Linking the “Anti-Reward” System and Teen Depression
Depression and anxiety usually manifest at a young age — one in six adolescents will experience depression by the time they turn 18 years old — and, left untreated, can have lifelong consequences. One recently identified cause of these conditions is the brain’s relationship to the “anti-reward’ brain structure called the habenula, which has been shown in animal studies to block reward signals, like dopamine, which might otherwise be associated with a positive event. Abnormal habenula activity has been linked to conditions like depression in adults.
“We also found evidence that habenula connections to the reward system may be linked with key aspects of mental illness, particularly symptoms of joylessness and of anxiety.”
Benjamin Ely
Doctoral Candidate
University of California, San Diego
In new research focused on how depression and other mental illnesses first emerge, researchers at the Icahn School of Medicine at Mount Sinai in New York City were able to map connections between the habenula and the rest of the brain in adolescents.
“What we found is that in general, adolescents have very similar habenula connections to adults,” said Benjamin Ely, doctoral candidate and lead author of the study. “We also found evidence that habenula connections to the reward system may be linked with key aspects of mental illness, particularly symptoms of joylessness and of anxiety.” Joylessness is a key component of mental illnesses like depression.

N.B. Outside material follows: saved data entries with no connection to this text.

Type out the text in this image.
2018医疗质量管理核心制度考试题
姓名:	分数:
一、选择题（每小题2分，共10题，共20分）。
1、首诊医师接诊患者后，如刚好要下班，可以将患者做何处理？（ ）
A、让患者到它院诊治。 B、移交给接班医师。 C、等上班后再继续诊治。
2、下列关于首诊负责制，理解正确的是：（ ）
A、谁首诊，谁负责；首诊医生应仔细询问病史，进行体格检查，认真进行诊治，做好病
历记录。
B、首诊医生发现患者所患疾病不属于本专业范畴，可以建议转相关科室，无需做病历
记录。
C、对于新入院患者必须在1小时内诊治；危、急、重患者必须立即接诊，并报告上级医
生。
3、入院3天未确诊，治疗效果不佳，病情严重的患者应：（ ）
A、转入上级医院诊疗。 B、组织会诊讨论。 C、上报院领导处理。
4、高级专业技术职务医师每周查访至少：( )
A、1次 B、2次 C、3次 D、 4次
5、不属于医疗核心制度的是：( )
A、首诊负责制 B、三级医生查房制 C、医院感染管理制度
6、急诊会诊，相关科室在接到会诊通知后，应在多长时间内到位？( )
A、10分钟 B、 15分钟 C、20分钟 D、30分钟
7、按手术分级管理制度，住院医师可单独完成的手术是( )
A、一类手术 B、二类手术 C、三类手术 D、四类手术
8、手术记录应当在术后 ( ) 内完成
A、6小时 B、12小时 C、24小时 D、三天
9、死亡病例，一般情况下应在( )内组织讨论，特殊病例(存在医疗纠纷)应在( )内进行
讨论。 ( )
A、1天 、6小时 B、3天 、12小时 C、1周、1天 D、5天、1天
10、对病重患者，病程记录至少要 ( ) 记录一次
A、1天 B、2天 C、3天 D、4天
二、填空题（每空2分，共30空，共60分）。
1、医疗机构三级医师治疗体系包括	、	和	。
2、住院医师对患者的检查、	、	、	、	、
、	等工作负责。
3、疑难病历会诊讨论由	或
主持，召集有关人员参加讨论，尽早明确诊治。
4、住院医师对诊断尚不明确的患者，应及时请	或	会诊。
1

Thus, the connections between the habenula and the rest of the brain are already well-developed by adulthood — and the habenula was already “surprisingly mature” in the teens studied, according to Ely. Understanding the balance needed between the reward and anti-reward systems may eventually help with more customized treatments in young people.
Looking Ahead
Giedd explained that the work being covered in the press conference “is the best of the best in terms of the cutting edge of adolescent neuroscience.” Such research does not only address the negative neurological aspects of this age group. “This is a new era for adolescent neuroscience in terms on focusing not only the potential problems but promises of adolescent neurobiology,” Giedd said.
Giedd added that in this particular field, the focus needs to be not merely on awareness of the research, but also on the change of public perception from negative stereotypes to help improve young people’s lives.
“This concept of stereotype threat, where people rise or fall to the expectations set by society as a group is so powerful, and if the media portrays teenagers or adolescents as incompetent, as irresponsible, as lazy, as misguided, that will affect not only their behaviors but their aspirations,” he explained.
“The greatest impact I can have as a neuroscientist…[is] to work with media professionals to improve public perception of teenagers,” he added.